De Raad heeft in zijn uitspraak van 29 oktober 2002, gepubliceerd in USZ 2002/341, overwogen dat het aanvaardbaar is dat bij de vaststelling van de hoogte van bijzondere bijstand voor regelmatig terugkerende verstrekkingen als uitgangspunt richtprijzen worden gehanteerd en - in geval van een volledige woninginrichting - een op de gezinsgrootte afgestemd all-in bedrag. De Raad is verder van oordeel dat de hoogte van de in casu aangehouden all-in bedragen niet als onredelijk kan worden bestempeld.

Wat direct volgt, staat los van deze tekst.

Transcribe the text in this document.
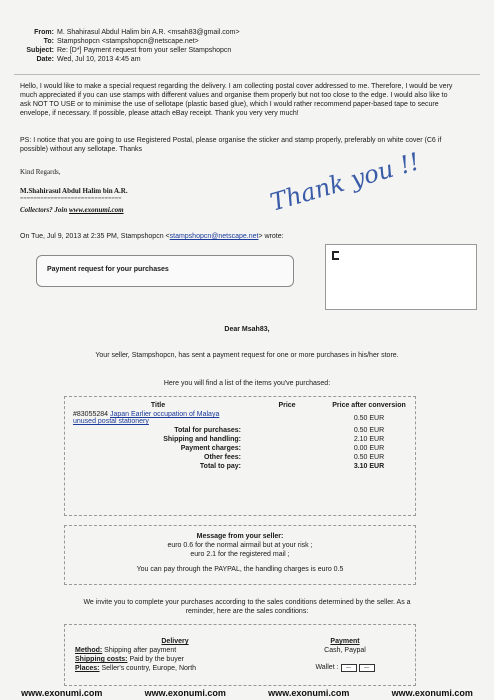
From: M. Shahirasul Abdul Halim bin A.R. <msah83@gmail.com>
To: Stampshopcn <stampshopcn@netscape.net>
Subject: Re: [D*] Payment request from your seller Stampshopcn
Date: Wed, Jul 10, 2013 4:45 am
Hello, I would like to make a special request regarding the delivery. I am collecting postal cover addressed to me. Therefore, I would be very much appreciated if you can use stamps with different values and organise them properly but not too close to the edge. I would also like to ask NOT TO USE or to minimise the use of sellotape (plastic based glue), which I would rather recommend paper-based tape to secure envelope, if necessary. If possible, please attach eBay receipt. Thank you very very much!
PS: I notice that you are going to use Registered Postal, please organise the sticker and stamp properly, preferably on white cover (C6 if possible) without any sellotape. Thanks
Kind Regards,
M.Shahirasul Abdul Halim bin A.R.
==============================
Collectors? Join www.exonumi.com	Thank you !!
On Tue, Jul 9, 2013 at 2:35 PM, Stampshopcn <stampshopcn@netscape.net> wrote:
Payment request for your purchases
Dear Msah83,
Your seller, Stampshopcn, has sent a payment request for one or more purchases in his/her store.
Here you will find a list of the items you've purchased:
Title	Price	Price after conversion
#83055284 Japan Earlier occupation of Malaya unused postal stationery		0.50 EUR
Total for purchases:		0.50 EUR
Shipping and handling:		2.10 EUR
Payment charges:		0.00 EUR
Other fees:		0.50 EUR
Total to pay:		3.10 EUR
Message from your seller:
euro 0.6 for the normal airmail but at your risk ;
euro 2.1 for the registered mail ;
You can pay through the PAYPAL, the handling charges is euro 0.5
We invite you to complete your purchases according to the sales conditions determined by the seller. As a reminder, here are the sales conditions:
Delivery
Method: Shipping after payment
Shipping costs: Paid by the buyer
Places: Seller's country, Europe, North
Payment
Cash, Paypal
Wallet : —	—
www.exonumi.com	www.exonumi.com	www.exonumi.com	www.exonumi.com
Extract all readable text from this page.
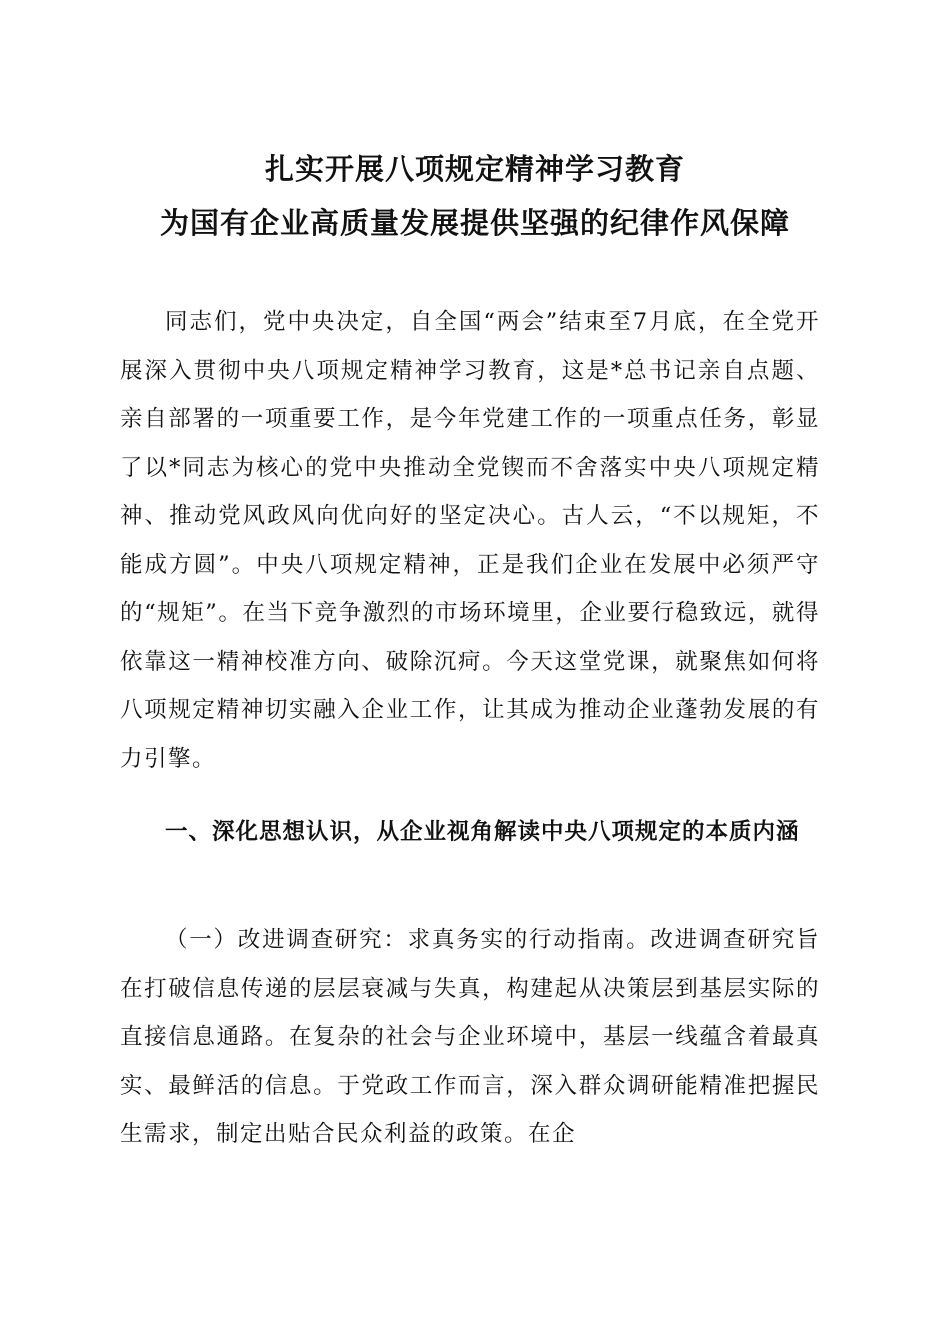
扎实开展八项规定精神学习教育
为国有企业高质量发展提供坚强的纪律作风保障

同志们，党中央决定，自全国“两会”结束至7月底，在全党开展深入贯彻中央八项规定精神学习教育，这是*总书记亲自点题、亲自部署的一项重要工作，是今年党建工作的一项重点任务，彰显了以*同志为核心的党中央推动全党锲而不舍落实中央八项规定精神、推动党风政风向优向好的坚定决心。古人云，“不以规矩，不能成方圆”。中央八项规定精神，正是我们企业在发展中必须严守的“规矩”。在当下竞争激烈的市场环境里，企业要行稳致远，就得依靠这一精神校准方向、破除沉疴。今天这堂党课，就聚焦如何将八项规定精神切实融入企业工作，让其成为推动企业蓬勃发展的有力引擎。

一、深化思想认识，从企业视角解读中央八项规定的本质内涵

（一）改进调查研究：求真务实的行动指南。改进调查研究旨在打破信息传递的层层衰减与失真，构建起从决策层到基层实际的直接信息通路。在复杂的社会与企业环境中，基层一线蕴含着最真实、最鲜活的信息。于党政工作而言，深入群众调研能精准把握民生需求，制定出贴合民众利益的政策。在企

Zoals aangegeven kan ingevolge het beleid van gedaagde in geval van een omklapwoning het bedrag aan bijstand voor woninginrichting individueel lager worden vastgesteld, afhankelijk van wat er in de woning aanwezig is en de staat waarin de zaken verkeren. Daarbij wordt de waarde van de zaken welke in bruikbare staat in de woning aanwezig zijn op het richtbedrag van een complete woninginrichting in mindering gebracht, waarbij de waarde wordt gesteld op de aanschafprijs volgens het door Divosa uitgegeven Prijzenboekje. Met de rechtbank acht de Raad ook dit onderdeel van het beleid, gelet op de aard en de doelstelling van de Abw, niet onredelijk.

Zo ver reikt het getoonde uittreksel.